AAIQ   The Association of Allergists and Immunologists of Québec

Do you suffer from urticaria (hives)?

  • Definition
  • Classification
  • Treatment


Urticaria is a very common problem:

One person in five will suffer from it during the course of their life (at differing times). Sometimes, it represents a true allergic reaction caused by a food, an animal, a medication, an insect sting, a chemical product or other sensitizing agent such as latex. However, most often, urticaria is not allergic in nature. Therefore, you mustn't be surprised if the allergist suggests not to do any allergy testing.

Classically urticaria is characterised by itchy swollen areas of many different sizes on the skin. The lesions are fleeting and don't leave a trace: the skin is not "sick". There is no subsequent desquamation, unlike in contact dermatitis ("allergic"). When urticaria involves deeper tissues, one speaks of "angioedema".

Urticaria or hives

Classification of urticaria

The principal antigens capable of producing allergic asthma are the seasonal allergens (tree pollen, grass pollen, ragweed and certain seasonal molds) and the permanent allergens (skin of furry animals, dust mites, and certain interior molds).

1) "Allergic" urticaria 

Other than certain reactions to medication, the allergic cause of urticaria is easily recognized by the afflicted individual. In general, urticaria follows less than 30 minutes after ingestion of contact with the sensitizing agent (food, insect, etc.). Skin tests can be very useful in confirming the diagnosis of allergy. 

2) "Non allergic" urticaria 

a) Physical urticaria 

Diverse physical stimuli (heat, exercise, the sun, cold, pressure and vibration) may provoke urticaria. This kind of urticaria is called "physical", and very often occurs rapidly (several minutes) after a physical stimulus, except in certain cases of pressure urticaria which can occur later.
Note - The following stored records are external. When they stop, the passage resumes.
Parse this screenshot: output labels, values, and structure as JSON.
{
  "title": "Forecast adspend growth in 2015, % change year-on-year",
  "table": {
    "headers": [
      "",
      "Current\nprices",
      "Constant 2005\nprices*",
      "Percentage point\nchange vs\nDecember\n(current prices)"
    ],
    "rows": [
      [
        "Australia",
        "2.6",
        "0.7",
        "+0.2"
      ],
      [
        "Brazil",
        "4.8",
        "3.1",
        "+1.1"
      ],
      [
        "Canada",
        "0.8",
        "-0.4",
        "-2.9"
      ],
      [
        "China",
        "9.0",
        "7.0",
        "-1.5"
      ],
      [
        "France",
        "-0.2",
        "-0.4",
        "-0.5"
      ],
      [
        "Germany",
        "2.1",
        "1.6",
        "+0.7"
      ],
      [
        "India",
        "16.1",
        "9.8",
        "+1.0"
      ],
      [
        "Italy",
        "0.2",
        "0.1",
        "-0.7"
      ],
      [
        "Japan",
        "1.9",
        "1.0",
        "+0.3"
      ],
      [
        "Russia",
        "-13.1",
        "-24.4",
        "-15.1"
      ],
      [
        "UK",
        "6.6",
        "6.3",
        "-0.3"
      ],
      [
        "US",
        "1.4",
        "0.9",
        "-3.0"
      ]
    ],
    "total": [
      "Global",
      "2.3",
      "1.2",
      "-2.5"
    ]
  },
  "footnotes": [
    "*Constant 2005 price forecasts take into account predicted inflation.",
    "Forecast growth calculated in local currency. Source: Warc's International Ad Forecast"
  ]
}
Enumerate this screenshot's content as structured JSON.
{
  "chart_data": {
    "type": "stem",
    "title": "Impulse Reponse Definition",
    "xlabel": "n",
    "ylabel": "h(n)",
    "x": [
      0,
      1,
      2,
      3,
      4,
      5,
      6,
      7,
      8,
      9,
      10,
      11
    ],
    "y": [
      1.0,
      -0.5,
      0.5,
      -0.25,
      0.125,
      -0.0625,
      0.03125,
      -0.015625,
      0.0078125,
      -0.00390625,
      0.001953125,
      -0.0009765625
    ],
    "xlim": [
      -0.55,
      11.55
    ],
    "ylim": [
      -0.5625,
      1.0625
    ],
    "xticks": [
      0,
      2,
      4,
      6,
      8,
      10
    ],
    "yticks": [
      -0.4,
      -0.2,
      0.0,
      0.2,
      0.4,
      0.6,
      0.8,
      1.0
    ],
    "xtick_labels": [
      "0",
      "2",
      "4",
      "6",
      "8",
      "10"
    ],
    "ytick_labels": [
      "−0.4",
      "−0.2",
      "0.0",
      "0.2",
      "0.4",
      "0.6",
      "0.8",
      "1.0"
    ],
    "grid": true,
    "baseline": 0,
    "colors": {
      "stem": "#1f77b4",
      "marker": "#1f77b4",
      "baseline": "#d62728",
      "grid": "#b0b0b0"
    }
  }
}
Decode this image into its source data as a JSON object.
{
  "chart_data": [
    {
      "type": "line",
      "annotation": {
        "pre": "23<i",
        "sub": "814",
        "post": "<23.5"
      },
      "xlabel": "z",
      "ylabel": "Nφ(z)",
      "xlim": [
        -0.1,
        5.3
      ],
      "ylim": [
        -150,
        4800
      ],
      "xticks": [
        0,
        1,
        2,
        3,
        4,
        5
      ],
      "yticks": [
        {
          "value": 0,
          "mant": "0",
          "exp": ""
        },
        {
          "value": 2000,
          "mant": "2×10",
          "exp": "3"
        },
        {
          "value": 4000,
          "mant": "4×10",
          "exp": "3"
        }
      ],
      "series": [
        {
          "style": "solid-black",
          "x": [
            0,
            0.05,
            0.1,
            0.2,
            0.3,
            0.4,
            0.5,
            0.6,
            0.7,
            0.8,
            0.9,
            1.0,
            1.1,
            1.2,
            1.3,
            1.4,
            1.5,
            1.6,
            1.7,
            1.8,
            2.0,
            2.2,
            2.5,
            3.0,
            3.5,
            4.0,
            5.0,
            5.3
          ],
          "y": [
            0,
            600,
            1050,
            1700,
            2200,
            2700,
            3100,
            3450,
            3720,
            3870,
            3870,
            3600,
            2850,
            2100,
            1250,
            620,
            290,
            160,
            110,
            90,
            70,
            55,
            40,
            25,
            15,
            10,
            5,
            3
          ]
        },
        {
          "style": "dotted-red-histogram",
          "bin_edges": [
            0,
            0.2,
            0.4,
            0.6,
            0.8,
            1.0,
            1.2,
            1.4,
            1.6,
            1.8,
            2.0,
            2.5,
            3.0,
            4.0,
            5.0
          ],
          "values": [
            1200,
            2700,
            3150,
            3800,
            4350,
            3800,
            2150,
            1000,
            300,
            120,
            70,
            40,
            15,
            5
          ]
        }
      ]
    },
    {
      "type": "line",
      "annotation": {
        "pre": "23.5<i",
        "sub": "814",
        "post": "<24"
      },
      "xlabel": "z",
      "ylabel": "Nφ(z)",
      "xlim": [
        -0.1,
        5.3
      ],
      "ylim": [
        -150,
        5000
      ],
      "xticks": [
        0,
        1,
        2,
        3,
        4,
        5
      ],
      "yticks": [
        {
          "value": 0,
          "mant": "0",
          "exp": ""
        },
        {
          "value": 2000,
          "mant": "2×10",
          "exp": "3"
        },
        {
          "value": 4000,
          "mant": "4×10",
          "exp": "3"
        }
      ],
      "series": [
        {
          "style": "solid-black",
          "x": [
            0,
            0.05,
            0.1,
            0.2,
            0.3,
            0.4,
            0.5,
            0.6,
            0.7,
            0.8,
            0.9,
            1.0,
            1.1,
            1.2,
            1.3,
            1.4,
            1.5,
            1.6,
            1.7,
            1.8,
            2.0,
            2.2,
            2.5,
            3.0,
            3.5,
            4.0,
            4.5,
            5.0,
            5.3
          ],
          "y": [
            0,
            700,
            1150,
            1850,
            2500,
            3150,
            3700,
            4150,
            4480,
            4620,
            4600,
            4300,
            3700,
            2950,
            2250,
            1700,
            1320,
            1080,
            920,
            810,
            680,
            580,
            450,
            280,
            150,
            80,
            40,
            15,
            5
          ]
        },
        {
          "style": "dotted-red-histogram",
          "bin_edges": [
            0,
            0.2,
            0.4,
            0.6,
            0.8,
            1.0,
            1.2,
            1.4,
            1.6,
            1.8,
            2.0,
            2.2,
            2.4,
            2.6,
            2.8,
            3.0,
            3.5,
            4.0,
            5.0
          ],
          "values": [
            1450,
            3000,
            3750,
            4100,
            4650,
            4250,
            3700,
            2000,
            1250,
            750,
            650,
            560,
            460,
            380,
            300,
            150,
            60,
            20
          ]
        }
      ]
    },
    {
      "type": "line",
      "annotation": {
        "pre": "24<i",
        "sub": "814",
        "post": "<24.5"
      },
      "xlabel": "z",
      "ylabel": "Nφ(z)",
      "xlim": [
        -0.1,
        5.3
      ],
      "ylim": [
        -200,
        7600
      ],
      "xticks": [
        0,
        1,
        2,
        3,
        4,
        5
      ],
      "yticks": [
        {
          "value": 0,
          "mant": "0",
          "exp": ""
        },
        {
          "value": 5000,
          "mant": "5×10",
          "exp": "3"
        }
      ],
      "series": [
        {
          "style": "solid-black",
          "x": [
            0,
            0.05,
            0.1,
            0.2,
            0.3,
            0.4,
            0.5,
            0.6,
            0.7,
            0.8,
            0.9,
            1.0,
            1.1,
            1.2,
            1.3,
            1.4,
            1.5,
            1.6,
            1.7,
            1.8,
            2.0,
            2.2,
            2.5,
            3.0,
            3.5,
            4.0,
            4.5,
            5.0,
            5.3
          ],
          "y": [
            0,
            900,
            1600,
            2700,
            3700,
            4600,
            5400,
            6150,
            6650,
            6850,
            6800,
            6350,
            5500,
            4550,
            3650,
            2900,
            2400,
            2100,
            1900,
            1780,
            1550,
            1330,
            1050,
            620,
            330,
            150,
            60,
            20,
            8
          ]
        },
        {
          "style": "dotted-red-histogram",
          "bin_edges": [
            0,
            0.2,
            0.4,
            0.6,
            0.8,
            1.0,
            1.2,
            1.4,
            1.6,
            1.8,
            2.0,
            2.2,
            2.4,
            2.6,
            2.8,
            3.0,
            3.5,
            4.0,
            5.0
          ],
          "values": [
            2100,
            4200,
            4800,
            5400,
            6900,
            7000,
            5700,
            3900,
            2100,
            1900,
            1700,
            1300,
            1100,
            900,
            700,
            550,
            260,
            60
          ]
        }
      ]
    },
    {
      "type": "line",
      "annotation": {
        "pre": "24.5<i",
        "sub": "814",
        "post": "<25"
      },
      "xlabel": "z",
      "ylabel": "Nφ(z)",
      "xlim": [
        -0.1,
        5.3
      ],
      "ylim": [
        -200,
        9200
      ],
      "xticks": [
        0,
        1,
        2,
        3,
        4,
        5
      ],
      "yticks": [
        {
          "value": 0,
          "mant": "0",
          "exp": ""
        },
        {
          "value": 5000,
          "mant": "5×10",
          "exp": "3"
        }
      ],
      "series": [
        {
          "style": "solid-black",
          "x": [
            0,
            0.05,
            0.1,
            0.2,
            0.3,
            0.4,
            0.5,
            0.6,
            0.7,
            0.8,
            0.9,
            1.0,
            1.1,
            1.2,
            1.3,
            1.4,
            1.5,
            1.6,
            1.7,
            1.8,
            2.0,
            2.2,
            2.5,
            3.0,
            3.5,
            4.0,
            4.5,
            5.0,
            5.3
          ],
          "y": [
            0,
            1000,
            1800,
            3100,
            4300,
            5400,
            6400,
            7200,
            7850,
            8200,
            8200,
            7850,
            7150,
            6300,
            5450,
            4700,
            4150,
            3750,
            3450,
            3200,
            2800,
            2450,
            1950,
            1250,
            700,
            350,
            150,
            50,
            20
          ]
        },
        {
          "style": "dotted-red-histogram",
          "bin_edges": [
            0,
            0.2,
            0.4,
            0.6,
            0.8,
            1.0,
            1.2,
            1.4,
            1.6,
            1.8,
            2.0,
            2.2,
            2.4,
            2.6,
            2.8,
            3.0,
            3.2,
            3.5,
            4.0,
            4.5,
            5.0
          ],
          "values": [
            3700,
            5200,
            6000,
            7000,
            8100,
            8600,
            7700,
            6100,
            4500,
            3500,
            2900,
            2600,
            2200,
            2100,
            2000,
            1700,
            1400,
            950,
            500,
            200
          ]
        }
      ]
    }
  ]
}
Late-onset pressure urticaria (belt, bras, hands of a manual labourer, etc.) is particular, because it is often chronic, difficult to treat and characterized by lesions that are warm rather than itchy. This "inflammatory" urticaria may also be precipitated by the ingestion of "irritant" foods. 

b) "Pseudo-allergic" urticaria 

Urticaria, another example

Several substance labelled as "non-specific histamine liberators" (foods, hormones, medications, etc.) can provoke urticaria. Among these agents, the classics are: codeine, morphine, several antibiotics, radio-contrast products used in radiology, the curares (general anaesthesia) and dextran. Finally, numerous foods (strawberries, fermented products, honey, etc.) in addition to aspirin (ASA) and other anti-inflammatories can provoke a "pseudo-allergic" urticaria, quite rapidly in predisposed subjects. Unfortunately, in all these cases, allergy tests are unreliable.

c) "Secondary" urticaria 

Sometimes, urticaria is associated with an auto-immune disease, a hypocomplementemia, thyroid disease, cancer, or an infection (parasites, helicobacter pylori, etc.). Obviously, these pathologies need to be eliminated. 

d) "Reflex" urticaria 

Recent studies of several hormones (gastrin, neurohormones) suggest that there is a link between these substances, mastocytes and the skin. It seems, therefore, that several "external irritants" (emotional, food, etc.) could cause urticaria (that is often called "idiopathic"). 

e) Hereditary angioneurotic angioedema and acquired deficiencies in the inhibitor of C1 esterase . These very rare conditions are associated with a non-itchy angioedema in particular that may also manifest internally (within the intestines, etc.).


Treatment of urticaria

1) Eliminate the allergic cause (food, medication, contact allergen, etc.). In the same way for "pseudo-allergic" urticaria, eliminate the provoking agent.

2) Avoid factors that evoke the physical urticarias, such as excessive heat, the sun, tight clothing or irritants,etc. Also avoid vasodilatory factors which may potentialise urticaria, such as alcohol, nicotinic acid, anti-inflammatories, several anti-hypertensive medications and diverse food "irritants" (acidic foods, spices, fermented foods, charcuterie, and many exotic dishes).  

3) Treat, if possible, any disease which may be the cause of the urticaria (secondary urticaria or angioedema).

4) Pharmacotherapy: above-all "symptomatic" (anti-histamines), with new non-sedating agents with long half-lives (cetirizine, loratadine, desloratadine, fexofenadine).

Sometimes, a more powerful antihistamine may be necessary, or in association with an "anti-H2" (such as ranitidine). Certain cases of physical or cold urticaria respond better to agents such as cyproheptadine or doxepine. 

In the case of treatment failure with conventional medication, the allergist may prescribe corticosteroids or other less "classic" medications.